Новый день был последним днем нашего пребывания в Аяно-Майском районе. Когда я спросил Дмитрия Николаевича, встретим ли мы еще по реке людей, он ответил, что в Крестяхе живет семья или две Дьячковских. Дальше будет Якутия.
Мая уже потеряла свой первоначальный вид: Аим поддал в нее желтой глинистой воды и замутил ее на сотню километров. Дальше в нее ворвалась Юдома – река, не уступающая Мае по ширине и длине, мутная, с клубками желтой пены и мусором, и не стало зеленоглазой красавицы Маи, стала другая река, довольно широкая и полноводная, с отлогими устоявшимися берегами, выложенными крупными валунами и плитняком, с ровным стремительным течением, с обширными лиственничными лесами по сторонам, сглаженными холмами и плоскогорьями. Величавая, но уже без прежнего обаяния.

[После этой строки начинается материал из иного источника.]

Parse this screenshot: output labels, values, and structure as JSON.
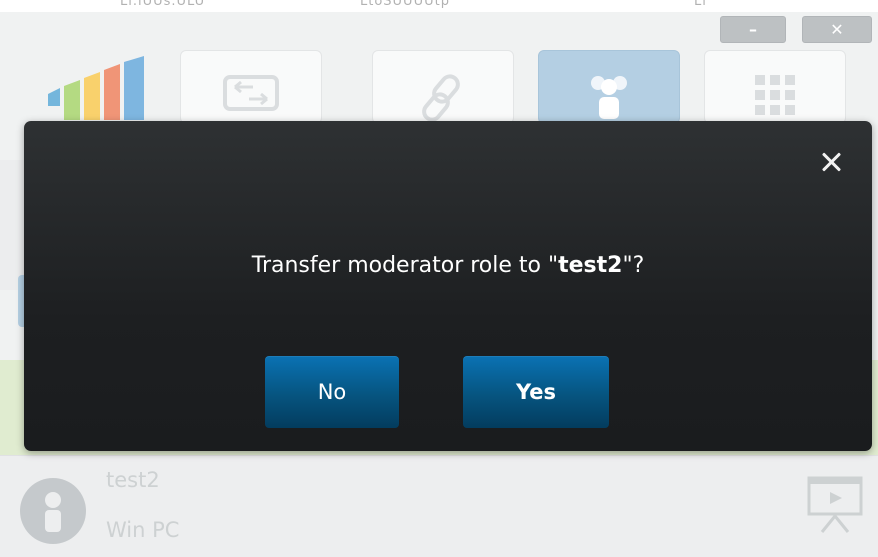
{
  "window": {
    "minimize_glyph": "–",
    "close_glyph": "✕",
    "top_text": [
      "Li.lUUs.ULU",
      "LtoSUUUUtp",
      "Li"
    ]
  },
  "toolbar": {
    "items": [
      {
        "icon": "transfer-icon",
        "active": false
      },
      {
        "icon": "link-icon",
        "active": false
      },
      {
        "icon": "participants-icon",
        "active": true
      },
      {
        "icon": "grid-icon",
        "active": false
      }
    ]
  },
  "participant": {
    "name": "test2",
    "device": "Win PC",
    "icon": "present-screen-icon"
  },
  "dialog": {
    "question_prefix": "Transfer moderator role to \"",
    "question_name": "test2",
    "question_suffix": "\"?",
    "no_label": "No",
    "yes_label": "Yes",
    "close_icon": "close-icon"
  },
  "colors": {
    "dialog_bg": "#1d1f21",
    "button_blue": "#06547f",
    "active_tab": "#8db5d4"
  }
}
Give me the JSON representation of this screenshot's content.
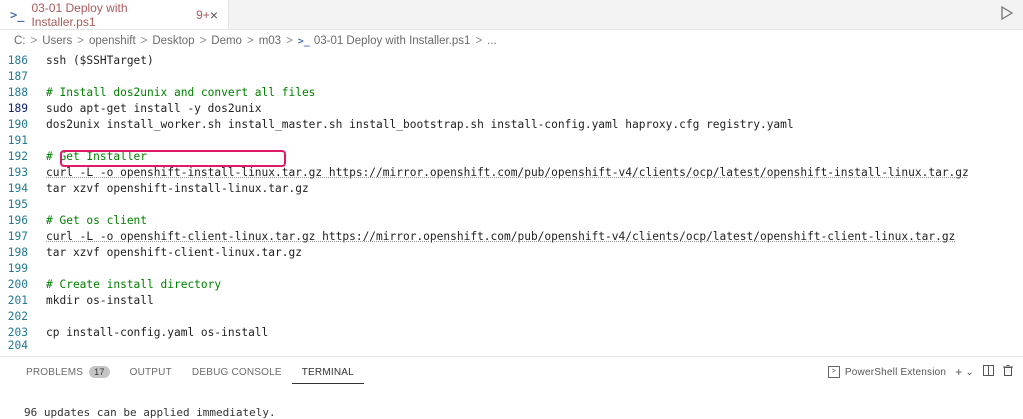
{
  "tab": {
    "icon": "powershell-icon",
    "title": "03-01 Deploy with Installer.ps1",
    "problems": "9+",
    "close": "×"
  },
  "run_button_icon": "run-icon",
  "breadcrumb": {
    "parts": [
      "C:",
      "Users",
      "openshift",
      "Desktop",
      "Demo",
      "m03"
    ],
    "file": "03-01 Deploy with Installer.ps1",
    "ellipsis": "..."
  },
  "editor": {
    "lines": [
      {
        "n": "186",
        "text": "ssh ($SSHTarget)"
      },
      {
        "n": "187",
        "text": ""
      },
      {
        "n": "188",
        "text": "# Install dos2unix and convert all files"
      },
      {
        "n": "189",
        "text": "sudo apt-get install -y dos2unix"
      },
      {
        "n": "190",
        "text": "dos2unix install_worker.sh install_master.sh install_bootstrap.sh install-config.yaml haproxy.cfg registry.yaml"
      },
      {
        "n": "191",
        "text": ""
      },
      {
        "n": "192",
        "text": "# Get Installer"
      },
      {
        "n": "193",
        "text": "curl -L -o openshift-install-linux.tar.gz https://mirror.openshift.com/pub/openshift-v4/clients/ocp/latest/openshift-install-linux.tar.gz"
      },
      {
        "n": "194",
        "text": "tar xzvf openshift-install-linux.tar.gz"
      },
      {
        "n": "195",
        "text": ""
      },
      {
        "n": "196",
        "text": "# Get os client"
      },
      {
        "n": "197",
        "text": "curl -L -o openshift-client-linux.tar.gz https://mirror.openshift.com/pub/openshift-v4/clients/ocp/latest/openshift-client-linux.tar.gz"
      },
      {
        "n": "198",
        "text": "tar xzvf openshift-client-linux.tar.gz"
      },
      {
        "n": "199",
        "text": ""
      },
      {
        "n": "200",
        "text": "# Create install directory"
      },
      {
        "n": "201",
        "text": "mkdir os-install"
      },
      {
        "n": "202",
        "text": ""
      },
      {
        "n": "203",
        "text": "cp install-config.yaml os-install"
      },
      {
        "n": "204",
        "text": ""
      }
    ]
  },
  "panel": {
    "problems": "PROBLEMS",
    "problems_count": "17",
    "output": "OUTPUT",
    "debug": "DEBUG CONSOLE",
    "terminal": "TERMINAL",
    "shell": "PowerShell Extension",
    "plus": "+",
    "chev": "⌄"
  },
  "terminal": {
    "partial": "96 updates can be applied immediately."
  }
}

Юдома встретила нас разрушенными от времени причалами, складами, черными проемами окон пустующих изб. Возле одной дымился костер, и шестеро молодых мужчин – промысловиков занимались тем, что варили из ягод варенье. Это была уже Якутия.
После того как пройден район, оставшийся путь казался досадным привеском, и его хотелось скорее миновать. Чтобы рассказывать о Якутии – этой огромной стране, не изучив ее толком, не пройдя по ее рекам, горам и лесам, не проникнув в душу народа, ее населяющего, я не могу набраться смелости. Это будет просто несерьезно.
Об Аяно-Майском районе еще можно много чего рассказать: о птичьих базарах на Мальминских островах и рыбалке у Алдомы, о метеорите, однажды в зимний вечер ворвавшемся в земную атмосферу и осветившем все небо над Нельканом, о смелой гипотезе, в которой автор предлагал соединить Лену с Охотским побережьем и тем сократить на одну треть великий морской путь для судов, следующих Ледовитым океаном в Тихий, о многом другом, но мое время истекло. Район только еще пробуждается для активной жизни, и придет время, он станет ареной подвигов для молодежи, и те, кто станет преображать лицо района, расскажут о нем более полно. Прошлое его было много труднее настоящего, но завтра будет прекрасно. Ради этого мы и живем.
Хабаровск, 1973 год
ОТ АВТОРА
Дальний Восток всегда привлекал к себе внимание советского читателя. Земля дальневосточная формировала особый склад Характера у людей, осваивавших эту трудную, но щедрую целину. Вот и ныне, постановление партии и правительства о строительстве БАМ вызвало повышенный интерес к литературе, рассказывающей о земле, где развертывается крупнейшая стройка века.
Книга «Улыбка Джугджура» повествует не о той территории, где пролягут стальные нити БАМа, но в ней описания природы – гор, лесов, рек, занятия жителей – оленеводством, охотой, рыболовством, промыслами, жизнь в различных ее проявлениях, очень сходная с теми условиями, в которые окунутся строители БАМа. Они увидят наши северные светлохвойные леса, заросли стелющегося стланика по горам, им придется строить мосты через строптивые реки, текущие с белоголовых вершин Баджала и Буреинского хребта, прокладывать трассы среди наледей, им придется оберегать природу и животный мир от бедствий, вызываемых пожарами от незатушенного костра, реки – от загрязнения, пастбища северных оленей – от выгорания. Беречь природу тщательно, ибо от этого будет зависеть и дальнейший уклад жизни малых народов Севера – аборигенов края – эвенков, негидальцев, нанайцев.
Схожесть условий жизни, климата, природы, проблем автор утверждает потому, что сам неоднократно проходил по нынешней трассе БАМа – ее восточному участку в более ранние годы.
Новая трасса – БАМ – приблизит ранее очень отдаленные районы нашего Севера, вдохнет животворную струю в жизнь самых глухих уголков края.